The NHS is paying out almost £40 million a year in bonus payments to leading medics at a time of intense pressure on services.
Consultants are taking home lucrative payments of up to £75,000 a year through the system of “distinction awards” and “discretionary points”, on top of annual salaries of up to £102,000.
The payouts went up by almost £700,000 in total across Scotland last year, figures obtained under Freedom of Information laws have shown.
The biggest payouts were in Greater Glasgow and Clyde where £12.2 million was paid out in 2013/14, up by £500,000 on the previous year, while £6.6 million was paid out in Lothian.
The increase follows another stretched winter period for Scotland’s NHS which saw many patients left waiting for hours in overrun A&E departments, while waiting times targets were regularly missed. Consultants can expect to earn a basic salary of £76,000 to £102,000, depending on their level of seniority, and many already supplement this by doing operations in the private sector which the NHS does not have time to carry out.
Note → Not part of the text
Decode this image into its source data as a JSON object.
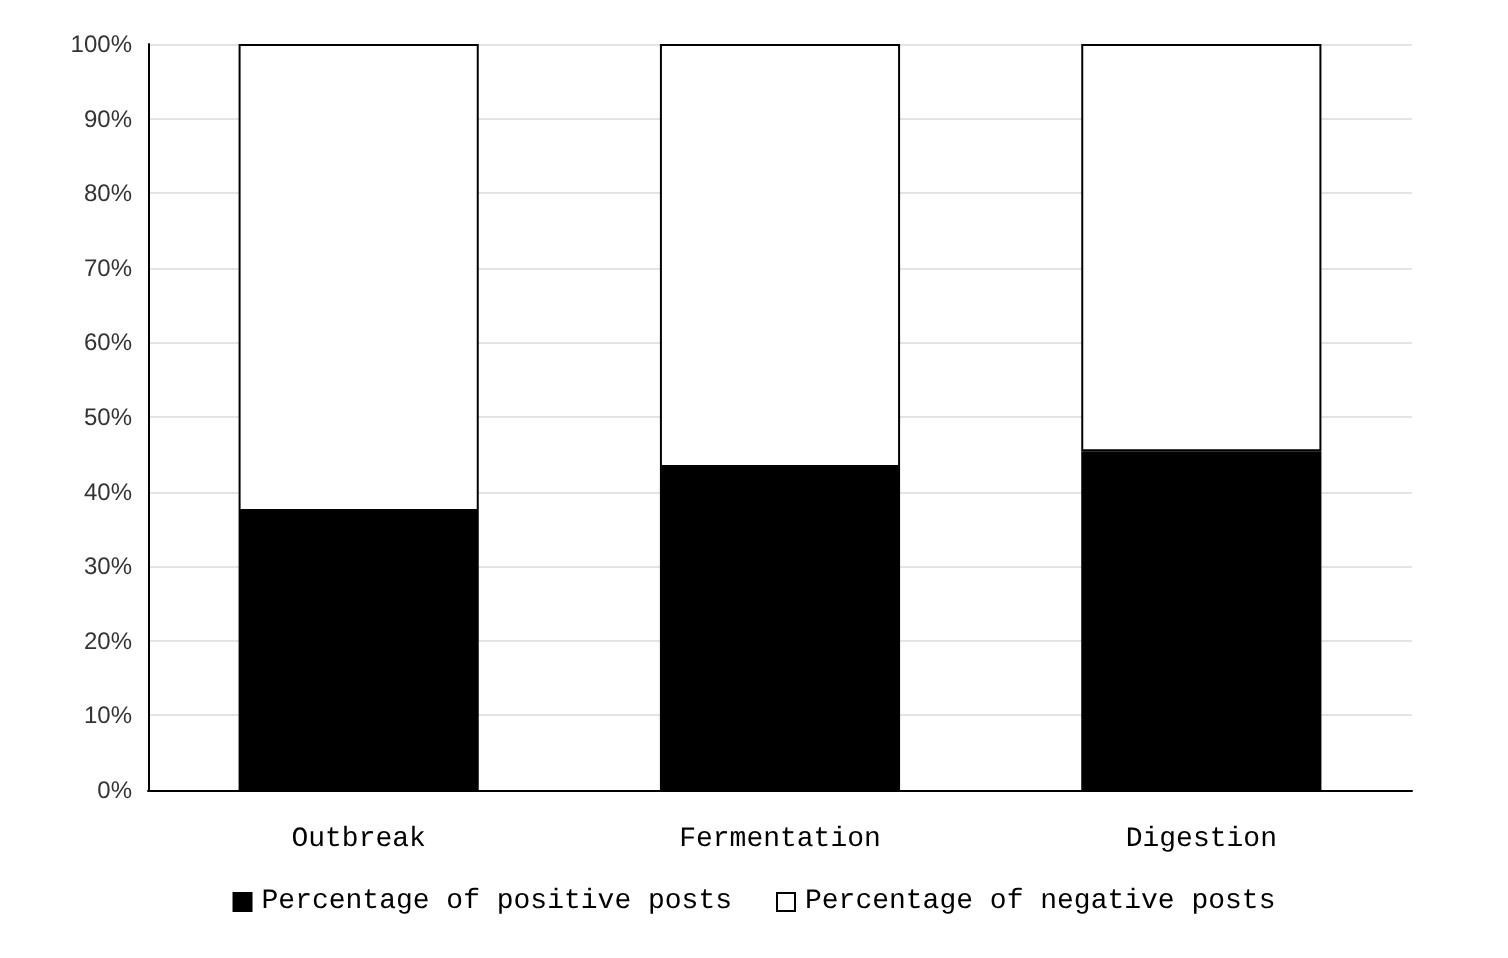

When she was health minister in 2010, First Minister Nicola Sturgeon pledged to bring bonuses for top medics under control and is now facing calls to explain the rise.
Although “distinction awards” have come down, in line with Ms Sturgeon’s pledge, other “discretionary” payments by health boards have soared by more than £3.5 million.
Liberal Democrat health spokesman Jim Hume said: “It is right that we reward exceptional performance, and that is what we get from doctors in our NHS on a daily basis. But as with any other area of public spending, SNP ministers need to be transparent about pay awards.”
A spokeswoman for the British Medical Association (BMA) said the payments were needed to attract the “brightest and best”.
“Distinction awards and discretionary points are an important part of the NHS remuneration package.”
Pressure on the NHS has intensified as budgets are squeezed amid soaring demand, with NHS Lothian among other boards in failing to regularly hit waiting time targets of seeing 95 per cent of all patients within four hours in accident and emergency departments.
Jim Crombie, chief officer for NHS Lothian Acute Services, said: “Doctors’ terms and conditions are set nationally. This includes the discretionary points system which recognises the contribution made by senior doctors to improving services for patients.
“We award the minimum number of discretionary points each year, as required in the national guidance issued by the Scottish Government.”